For many years, I have spent New Years at home, watching the ball drop on the TV, eating loads of food and going to sleep at a reasonable hour. When my roommate, Tracy, suggested we meet up in Portugal to ring in the New Year, I was ready to welcome the change!
I flew into Lisbon from Denver on Friday, the 30th of December. I hadn’t slept much on the flight and we arrived in the morning. I was so eager for a shower and a change of clothes, that I couldn’t wait to get out of the airport, but was stuck in the queue to enter the country for an hour and a half! I was exhausted by the time they looked at my passport and let me through.

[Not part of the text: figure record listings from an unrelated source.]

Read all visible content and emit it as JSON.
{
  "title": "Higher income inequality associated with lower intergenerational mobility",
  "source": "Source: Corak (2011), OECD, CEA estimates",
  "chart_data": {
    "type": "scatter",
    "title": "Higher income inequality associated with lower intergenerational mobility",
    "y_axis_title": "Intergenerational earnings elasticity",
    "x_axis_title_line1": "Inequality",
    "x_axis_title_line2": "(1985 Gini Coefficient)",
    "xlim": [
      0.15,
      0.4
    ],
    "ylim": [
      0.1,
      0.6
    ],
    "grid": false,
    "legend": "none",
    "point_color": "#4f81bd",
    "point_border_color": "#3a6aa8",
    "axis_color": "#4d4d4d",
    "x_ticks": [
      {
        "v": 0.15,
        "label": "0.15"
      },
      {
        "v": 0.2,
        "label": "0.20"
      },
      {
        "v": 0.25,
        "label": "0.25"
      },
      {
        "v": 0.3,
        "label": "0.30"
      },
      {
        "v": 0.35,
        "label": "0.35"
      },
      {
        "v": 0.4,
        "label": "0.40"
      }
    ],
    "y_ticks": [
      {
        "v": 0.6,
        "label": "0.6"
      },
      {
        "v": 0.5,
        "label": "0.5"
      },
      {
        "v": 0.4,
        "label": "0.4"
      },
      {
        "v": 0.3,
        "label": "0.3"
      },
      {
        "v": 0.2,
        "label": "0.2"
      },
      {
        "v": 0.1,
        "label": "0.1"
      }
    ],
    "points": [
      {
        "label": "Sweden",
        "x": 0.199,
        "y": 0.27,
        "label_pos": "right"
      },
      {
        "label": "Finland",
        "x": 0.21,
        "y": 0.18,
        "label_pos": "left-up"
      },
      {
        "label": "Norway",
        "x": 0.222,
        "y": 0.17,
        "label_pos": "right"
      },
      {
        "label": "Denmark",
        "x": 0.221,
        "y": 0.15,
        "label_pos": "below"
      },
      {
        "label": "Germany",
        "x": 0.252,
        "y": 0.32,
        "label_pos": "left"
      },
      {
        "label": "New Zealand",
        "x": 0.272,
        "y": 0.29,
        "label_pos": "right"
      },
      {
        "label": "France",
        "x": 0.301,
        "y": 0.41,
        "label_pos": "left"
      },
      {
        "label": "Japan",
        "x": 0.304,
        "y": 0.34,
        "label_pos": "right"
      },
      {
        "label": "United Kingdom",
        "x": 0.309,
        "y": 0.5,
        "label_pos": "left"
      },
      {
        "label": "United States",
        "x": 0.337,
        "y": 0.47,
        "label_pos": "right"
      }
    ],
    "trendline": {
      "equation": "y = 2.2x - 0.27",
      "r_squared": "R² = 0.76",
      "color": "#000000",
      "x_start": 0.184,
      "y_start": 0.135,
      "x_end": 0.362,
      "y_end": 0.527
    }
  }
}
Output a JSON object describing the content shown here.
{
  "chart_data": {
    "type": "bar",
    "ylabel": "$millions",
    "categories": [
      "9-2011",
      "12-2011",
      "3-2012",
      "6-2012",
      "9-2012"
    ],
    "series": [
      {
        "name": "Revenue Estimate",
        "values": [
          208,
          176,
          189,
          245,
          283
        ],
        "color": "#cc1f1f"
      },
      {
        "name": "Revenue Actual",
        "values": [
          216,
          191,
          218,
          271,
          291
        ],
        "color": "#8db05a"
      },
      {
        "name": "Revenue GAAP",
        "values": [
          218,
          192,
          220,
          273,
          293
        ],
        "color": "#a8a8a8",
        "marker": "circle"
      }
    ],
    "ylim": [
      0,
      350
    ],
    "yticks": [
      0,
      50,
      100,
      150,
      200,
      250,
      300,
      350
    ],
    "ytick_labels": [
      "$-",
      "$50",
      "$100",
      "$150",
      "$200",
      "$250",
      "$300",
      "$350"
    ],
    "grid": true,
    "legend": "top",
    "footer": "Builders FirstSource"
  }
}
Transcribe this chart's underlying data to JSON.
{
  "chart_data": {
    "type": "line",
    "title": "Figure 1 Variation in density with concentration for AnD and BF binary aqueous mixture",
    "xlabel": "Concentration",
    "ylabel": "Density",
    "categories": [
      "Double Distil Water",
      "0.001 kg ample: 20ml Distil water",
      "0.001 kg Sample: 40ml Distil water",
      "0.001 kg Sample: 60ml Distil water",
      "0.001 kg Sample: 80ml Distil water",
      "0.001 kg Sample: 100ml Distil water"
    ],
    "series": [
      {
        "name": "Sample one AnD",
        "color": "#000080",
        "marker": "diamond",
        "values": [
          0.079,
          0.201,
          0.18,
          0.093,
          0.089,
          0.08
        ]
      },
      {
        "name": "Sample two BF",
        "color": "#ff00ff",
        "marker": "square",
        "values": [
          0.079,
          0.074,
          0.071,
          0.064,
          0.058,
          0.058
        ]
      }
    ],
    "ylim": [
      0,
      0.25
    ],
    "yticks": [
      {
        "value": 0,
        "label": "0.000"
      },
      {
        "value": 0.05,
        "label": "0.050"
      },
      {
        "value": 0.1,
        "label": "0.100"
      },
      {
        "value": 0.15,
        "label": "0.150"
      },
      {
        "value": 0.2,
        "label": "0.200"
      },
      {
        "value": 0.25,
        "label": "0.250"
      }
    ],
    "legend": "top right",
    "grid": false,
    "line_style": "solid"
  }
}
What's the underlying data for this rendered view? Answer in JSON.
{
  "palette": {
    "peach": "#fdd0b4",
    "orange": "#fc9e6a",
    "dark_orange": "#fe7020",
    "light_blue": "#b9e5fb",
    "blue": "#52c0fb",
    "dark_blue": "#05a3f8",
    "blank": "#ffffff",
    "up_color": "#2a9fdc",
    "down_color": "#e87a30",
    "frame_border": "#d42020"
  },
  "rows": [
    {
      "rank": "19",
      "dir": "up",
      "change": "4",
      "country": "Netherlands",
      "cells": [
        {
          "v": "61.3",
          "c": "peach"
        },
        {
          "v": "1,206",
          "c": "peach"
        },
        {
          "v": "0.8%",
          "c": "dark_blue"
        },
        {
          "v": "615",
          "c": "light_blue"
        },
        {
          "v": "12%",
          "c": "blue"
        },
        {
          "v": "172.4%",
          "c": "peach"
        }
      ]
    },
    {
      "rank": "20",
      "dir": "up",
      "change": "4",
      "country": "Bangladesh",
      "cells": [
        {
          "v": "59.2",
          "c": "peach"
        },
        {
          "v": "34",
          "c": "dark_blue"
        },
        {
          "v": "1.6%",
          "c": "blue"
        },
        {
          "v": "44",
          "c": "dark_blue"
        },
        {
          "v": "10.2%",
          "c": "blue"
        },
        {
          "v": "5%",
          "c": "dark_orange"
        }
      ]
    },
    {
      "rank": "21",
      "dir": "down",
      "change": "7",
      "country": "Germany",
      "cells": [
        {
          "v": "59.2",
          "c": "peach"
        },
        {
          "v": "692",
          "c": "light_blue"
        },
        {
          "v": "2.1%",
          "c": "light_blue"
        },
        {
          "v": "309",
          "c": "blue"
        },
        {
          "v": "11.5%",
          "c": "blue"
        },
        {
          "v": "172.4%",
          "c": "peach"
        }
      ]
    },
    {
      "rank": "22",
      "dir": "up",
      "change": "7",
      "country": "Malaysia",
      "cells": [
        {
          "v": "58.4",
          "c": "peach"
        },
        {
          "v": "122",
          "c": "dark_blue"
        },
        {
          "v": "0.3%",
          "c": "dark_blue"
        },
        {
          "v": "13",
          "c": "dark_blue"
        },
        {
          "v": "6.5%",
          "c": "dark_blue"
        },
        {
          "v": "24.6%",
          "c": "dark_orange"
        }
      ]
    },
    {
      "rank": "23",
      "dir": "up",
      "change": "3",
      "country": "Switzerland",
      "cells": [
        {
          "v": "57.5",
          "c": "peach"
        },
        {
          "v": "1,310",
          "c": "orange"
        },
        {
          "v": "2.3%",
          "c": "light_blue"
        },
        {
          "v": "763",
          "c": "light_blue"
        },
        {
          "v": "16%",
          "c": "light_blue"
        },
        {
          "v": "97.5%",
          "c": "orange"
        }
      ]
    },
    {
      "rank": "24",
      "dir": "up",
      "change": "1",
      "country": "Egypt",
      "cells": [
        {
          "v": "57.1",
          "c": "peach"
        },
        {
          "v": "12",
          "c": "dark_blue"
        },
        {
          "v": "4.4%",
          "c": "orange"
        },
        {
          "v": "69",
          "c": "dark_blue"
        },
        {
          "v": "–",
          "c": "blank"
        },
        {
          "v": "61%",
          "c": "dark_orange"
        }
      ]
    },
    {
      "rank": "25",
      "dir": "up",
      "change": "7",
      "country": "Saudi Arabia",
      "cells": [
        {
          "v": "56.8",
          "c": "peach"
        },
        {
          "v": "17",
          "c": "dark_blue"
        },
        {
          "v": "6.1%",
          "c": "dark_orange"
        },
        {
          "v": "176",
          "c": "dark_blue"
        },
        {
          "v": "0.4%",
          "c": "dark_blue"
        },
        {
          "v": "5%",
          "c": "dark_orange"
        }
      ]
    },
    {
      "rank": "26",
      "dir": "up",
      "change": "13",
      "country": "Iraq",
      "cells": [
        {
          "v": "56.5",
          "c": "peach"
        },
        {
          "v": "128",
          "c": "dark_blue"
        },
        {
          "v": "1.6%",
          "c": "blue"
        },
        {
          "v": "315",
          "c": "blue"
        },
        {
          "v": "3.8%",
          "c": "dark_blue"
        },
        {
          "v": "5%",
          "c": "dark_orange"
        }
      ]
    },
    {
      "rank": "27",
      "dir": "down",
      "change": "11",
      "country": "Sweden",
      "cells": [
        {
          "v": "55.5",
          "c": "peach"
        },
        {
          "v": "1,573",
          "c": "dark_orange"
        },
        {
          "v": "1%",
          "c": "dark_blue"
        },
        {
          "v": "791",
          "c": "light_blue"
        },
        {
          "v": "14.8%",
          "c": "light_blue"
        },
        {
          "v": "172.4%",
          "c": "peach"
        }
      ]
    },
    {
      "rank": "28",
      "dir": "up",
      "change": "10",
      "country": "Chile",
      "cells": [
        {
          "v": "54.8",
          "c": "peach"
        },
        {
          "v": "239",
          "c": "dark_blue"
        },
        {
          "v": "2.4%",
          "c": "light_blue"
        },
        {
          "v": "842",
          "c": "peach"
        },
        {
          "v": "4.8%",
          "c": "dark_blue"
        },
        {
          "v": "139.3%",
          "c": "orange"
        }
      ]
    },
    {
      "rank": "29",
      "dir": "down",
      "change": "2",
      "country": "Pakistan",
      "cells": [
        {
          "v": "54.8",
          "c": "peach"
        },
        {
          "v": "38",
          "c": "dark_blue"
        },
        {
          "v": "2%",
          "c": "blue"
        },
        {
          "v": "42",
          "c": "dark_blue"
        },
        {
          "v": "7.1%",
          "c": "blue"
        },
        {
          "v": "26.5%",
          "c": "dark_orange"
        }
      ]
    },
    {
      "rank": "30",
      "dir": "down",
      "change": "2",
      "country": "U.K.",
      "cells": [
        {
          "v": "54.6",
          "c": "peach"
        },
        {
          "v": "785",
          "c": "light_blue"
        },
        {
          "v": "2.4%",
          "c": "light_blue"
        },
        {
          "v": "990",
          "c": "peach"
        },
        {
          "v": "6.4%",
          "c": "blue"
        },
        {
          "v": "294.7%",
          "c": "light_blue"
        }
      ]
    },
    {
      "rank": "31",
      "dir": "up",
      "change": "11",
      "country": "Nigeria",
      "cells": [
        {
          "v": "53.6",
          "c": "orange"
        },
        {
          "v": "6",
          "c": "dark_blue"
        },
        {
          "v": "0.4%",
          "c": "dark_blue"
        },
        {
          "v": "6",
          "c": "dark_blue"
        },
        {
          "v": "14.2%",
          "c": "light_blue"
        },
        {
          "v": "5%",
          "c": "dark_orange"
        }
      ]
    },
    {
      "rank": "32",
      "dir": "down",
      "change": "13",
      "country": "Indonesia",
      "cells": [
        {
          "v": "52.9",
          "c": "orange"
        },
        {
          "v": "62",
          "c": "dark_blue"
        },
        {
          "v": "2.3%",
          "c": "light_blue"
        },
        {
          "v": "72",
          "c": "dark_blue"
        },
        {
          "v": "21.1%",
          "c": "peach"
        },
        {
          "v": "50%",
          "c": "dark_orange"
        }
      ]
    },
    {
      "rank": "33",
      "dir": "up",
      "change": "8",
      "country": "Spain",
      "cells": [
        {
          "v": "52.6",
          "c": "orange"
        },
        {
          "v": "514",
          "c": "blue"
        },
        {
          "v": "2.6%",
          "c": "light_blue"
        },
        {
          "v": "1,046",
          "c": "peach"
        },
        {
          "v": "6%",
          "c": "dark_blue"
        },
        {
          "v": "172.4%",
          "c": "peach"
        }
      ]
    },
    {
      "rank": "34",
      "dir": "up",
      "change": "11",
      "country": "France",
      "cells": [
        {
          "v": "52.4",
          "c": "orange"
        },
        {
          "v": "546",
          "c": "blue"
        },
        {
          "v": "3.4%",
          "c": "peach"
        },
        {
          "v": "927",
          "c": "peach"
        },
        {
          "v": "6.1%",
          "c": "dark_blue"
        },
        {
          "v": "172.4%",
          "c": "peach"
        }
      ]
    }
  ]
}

With my limited Portuguese, I managed to direct my taxi driver to the AirBnb. The room was adorable! It was clean, and even though it was small, everything was so thoughtfully laid out. The owners even left us slippers to wear for our stay there. It was If I ever come back to Lisbon, I will definitely try to stay in this flat again!
Even though I was completely jet lagged, I knew I had to power through! Since I was starving, Tracy and I decided to eat at the first restaurant that we could find. It was a small, hole-in-the-wall cafeteria, but it was perfect for us. We had a simple, but filling meal, and we had enough energy to take on the rest of the day.
We wandered down to the city centre for a bit and then we made our way to the banks of the Rio Tajo, where proceeded to stuff our faces with ice cream. There was something so peaceful about sitting near the water in the Portuguese sunlight whilst eating ice cream.
There was a Christmas market in the city, and we made a short stop to wander through. It’s always so pleasant to see what Christmasy gifts and decorations other countries love… Mulled wine may have been involved…
The view from up top was amazing…
That evening, we finished off the day with a nice meal in the centre, and we decided to go to bed fairly early. I, after all, was still jet lagged.
[Typical Portuguese Breakfast – pastry and coffee]
On Saturday, we got to sleep in to a reasonable hour, but we decided that in order to take advantage of what the city had to offer, we would go to a free walking tour of the city. We had a quick stop in a cafe for breakfast, and then we were going to start the tour. The tour was awesome, because we learned a lot about the history of Lisbon, and what the sites represented to the locals.
[Barrio Alto – One of the oldest neighborhoods in Lisbon]
[In the Praça do Comércio]
After the walking tour ended, we had lunch with a few people we met from it. We went to a local restaurant, and it had 2 choices for the menu of the day – meat or fish. I went for the meat, and it was delicious. The rice and potatoes were a nice addition to the massive place of meat, and it gave me some energy back from the entire day of walking around hilly city roads.
[I’m pretty sure this counts as paleo-friendly…]
Belem was next on our list. It is just a small suburb/village outside of Lisbon. We took the train to get there, and it took about 7 minutes. We were told Belem Tower and the monastery were a few of the essential cultural sites in Lisbon to visit.
It was definitely worth the hype. We didn’t go inside, but the views outside the tower were incredible enough.
[Pretty sure this was a dream…]
One of the things we were recommended to try were the Pasteis de Nata. These are best made in Belem, and they are little pastries filled with cream. After touring around the Belem Tower, we made our way to the bakery called Pastéis de Belém, and stood in a queue for about 20 minutes. It was worth it. We sat with our pastries in the garden in front of the Monastery, taking in the sounds of the fountains and the Portuguese chatter around us.
[Waiting for Pasteis de Nata]
[The famous bakery from the inside]
That night, we signed up for a bar crawl to ring in 2017 in the Barrio Alto, one of Lisbon’s oldest neighborhoods. We started out in the city centre, and moved to the Barrio. Of course, the beer, “shots” and champagne were really crap, but it was an excellent opportunity to meet people and break the ice. I was really surprised with how many actual Portuguese people came to this event. I met Australians, (more) French people, Portuguese, American and Canadians! Additionally, I noticed that there were lots of Brazilians out, as well as Spaniards. Lisbon really is a cultural melting pot!
[Beautiful Lisbon at night]
After a long day and night, we woke up on Sunday to realise that there aren’t very many places open for a few reasons:
- It is a Catholic country
- It was New Years Day.
After some discussion, we headed to the airport extremely early, but that was fine for us, as we were tired, and Tracy was feeling a bit ill. I didn’t feel like we were missing out on much because I doubted we would have been able to enjoy ourselves with everything being closed for the holiday.
It was an amazing experience. Portugal is a place where you still see the aftermath of many economic crises, yet is still frozen in time with it’s beauty and history. I can’t wait to come again, and hopefully be able to spend a bit more time exploring more in depth.